En mai 2013, la première ministre dévoilait la stratégie d’intervention gouvernementale pour le développement de la Gaspésie – Îles-de-la-Madeleine 2013-2018.
Dès le lendemain, Mme Marois annonçait 10 M$ pour réparer trois ponts ferroviaires entre Gaspé et L’Anse-à-Beaufils, ce qui a permis le passage du train touristique L’Amiral. Pour l’instant, il s’agit du seul projet chiffré mené à terme du côté des infrastructures de transport.

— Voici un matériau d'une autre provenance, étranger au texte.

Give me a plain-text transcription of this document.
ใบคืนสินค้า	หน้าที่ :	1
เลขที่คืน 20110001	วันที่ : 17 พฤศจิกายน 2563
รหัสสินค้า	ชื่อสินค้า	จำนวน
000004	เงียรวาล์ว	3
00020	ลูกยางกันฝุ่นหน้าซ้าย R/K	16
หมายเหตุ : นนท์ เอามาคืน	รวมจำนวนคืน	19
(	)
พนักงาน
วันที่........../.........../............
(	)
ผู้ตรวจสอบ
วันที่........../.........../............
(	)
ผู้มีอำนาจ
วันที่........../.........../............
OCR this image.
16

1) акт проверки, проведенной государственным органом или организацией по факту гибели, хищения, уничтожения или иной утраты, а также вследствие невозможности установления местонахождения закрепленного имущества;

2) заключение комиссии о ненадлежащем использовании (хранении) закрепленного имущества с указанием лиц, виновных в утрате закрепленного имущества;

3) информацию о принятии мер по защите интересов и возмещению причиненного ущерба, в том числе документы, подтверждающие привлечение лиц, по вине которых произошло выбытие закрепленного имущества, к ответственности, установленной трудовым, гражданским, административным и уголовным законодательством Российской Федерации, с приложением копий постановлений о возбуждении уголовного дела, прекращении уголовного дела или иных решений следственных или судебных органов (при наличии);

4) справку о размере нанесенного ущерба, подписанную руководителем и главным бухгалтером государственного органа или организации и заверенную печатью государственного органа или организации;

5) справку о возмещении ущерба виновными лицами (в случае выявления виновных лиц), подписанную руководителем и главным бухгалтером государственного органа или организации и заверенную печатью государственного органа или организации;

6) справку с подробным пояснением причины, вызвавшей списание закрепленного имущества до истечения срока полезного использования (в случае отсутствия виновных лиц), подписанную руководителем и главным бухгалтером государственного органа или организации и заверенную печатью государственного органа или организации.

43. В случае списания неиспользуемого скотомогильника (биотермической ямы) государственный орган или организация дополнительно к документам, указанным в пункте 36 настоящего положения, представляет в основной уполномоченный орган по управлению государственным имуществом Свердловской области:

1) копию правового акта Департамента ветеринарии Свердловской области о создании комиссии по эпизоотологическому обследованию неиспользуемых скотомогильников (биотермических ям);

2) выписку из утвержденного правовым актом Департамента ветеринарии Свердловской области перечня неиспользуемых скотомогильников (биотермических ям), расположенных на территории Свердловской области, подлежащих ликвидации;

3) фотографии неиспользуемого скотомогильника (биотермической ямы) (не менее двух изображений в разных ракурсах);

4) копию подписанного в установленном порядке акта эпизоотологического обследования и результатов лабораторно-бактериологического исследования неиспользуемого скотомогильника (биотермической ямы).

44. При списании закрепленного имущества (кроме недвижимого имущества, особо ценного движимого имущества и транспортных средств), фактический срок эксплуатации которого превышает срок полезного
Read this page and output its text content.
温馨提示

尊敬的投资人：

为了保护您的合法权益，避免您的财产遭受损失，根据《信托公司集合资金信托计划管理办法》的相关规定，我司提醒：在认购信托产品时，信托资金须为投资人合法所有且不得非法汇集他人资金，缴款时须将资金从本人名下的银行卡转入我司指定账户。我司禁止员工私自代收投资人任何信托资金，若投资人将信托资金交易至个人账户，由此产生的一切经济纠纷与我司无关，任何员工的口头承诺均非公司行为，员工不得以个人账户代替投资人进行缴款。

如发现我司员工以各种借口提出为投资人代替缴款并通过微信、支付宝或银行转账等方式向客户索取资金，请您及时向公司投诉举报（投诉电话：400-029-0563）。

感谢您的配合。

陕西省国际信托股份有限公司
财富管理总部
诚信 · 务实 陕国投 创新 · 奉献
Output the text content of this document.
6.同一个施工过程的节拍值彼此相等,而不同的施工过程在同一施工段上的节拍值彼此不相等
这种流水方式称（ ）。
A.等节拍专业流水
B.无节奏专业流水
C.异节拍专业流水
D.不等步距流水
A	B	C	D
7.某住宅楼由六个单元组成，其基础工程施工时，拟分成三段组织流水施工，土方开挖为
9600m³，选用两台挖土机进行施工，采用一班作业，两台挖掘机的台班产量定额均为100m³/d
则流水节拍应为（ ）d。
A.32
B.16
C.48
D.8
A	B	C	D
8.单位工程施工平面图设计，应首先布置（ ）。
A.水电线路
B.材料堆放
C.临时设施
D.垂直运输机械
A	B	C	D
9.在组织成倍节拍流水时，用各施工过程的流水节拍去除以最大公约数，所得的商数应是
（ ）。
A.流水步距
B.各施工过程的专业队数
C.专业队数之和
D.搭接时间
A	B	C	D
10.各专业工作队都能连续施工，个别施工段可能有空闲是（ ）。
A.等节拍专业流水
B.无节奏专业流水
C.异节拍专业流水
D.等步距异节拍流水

La stratégie prévoit la remise à niveau du chemin de fer gaspésien, des investissements estimés à 69,5 M$. En campagne, le ministre responsable de la région, Gaétan Lelièvre, est demeuré prudent sur la participation financière de Québec. Le gouvernement a demandé à la Société du chemin de fer de la Gaspésie de mettre à jour les études sur l’état du rail et de réaliser une étude de marché sur son potentiel, indique-t-il. « Lorsque ces deux éléments auront été analysés, nous serons en mesure de nous prononcer sur l’implication du gouvernement provincial. » La participation du fédéral sera sollicitée, ajoute le ministre.
Aéroports
La piste de l’aéroport de la MRC du Rocher-Percé doit être agrandie pour accueillir des gros porteurs (10 M$), préconise la stratégie. Les élus de la MRC prendront connaissance ce mois-ci des études réalisées sur le potentiel du projet pour le tourisme et les pêches ainsi que sur les impacts possibles pour les autres aéroports de la région.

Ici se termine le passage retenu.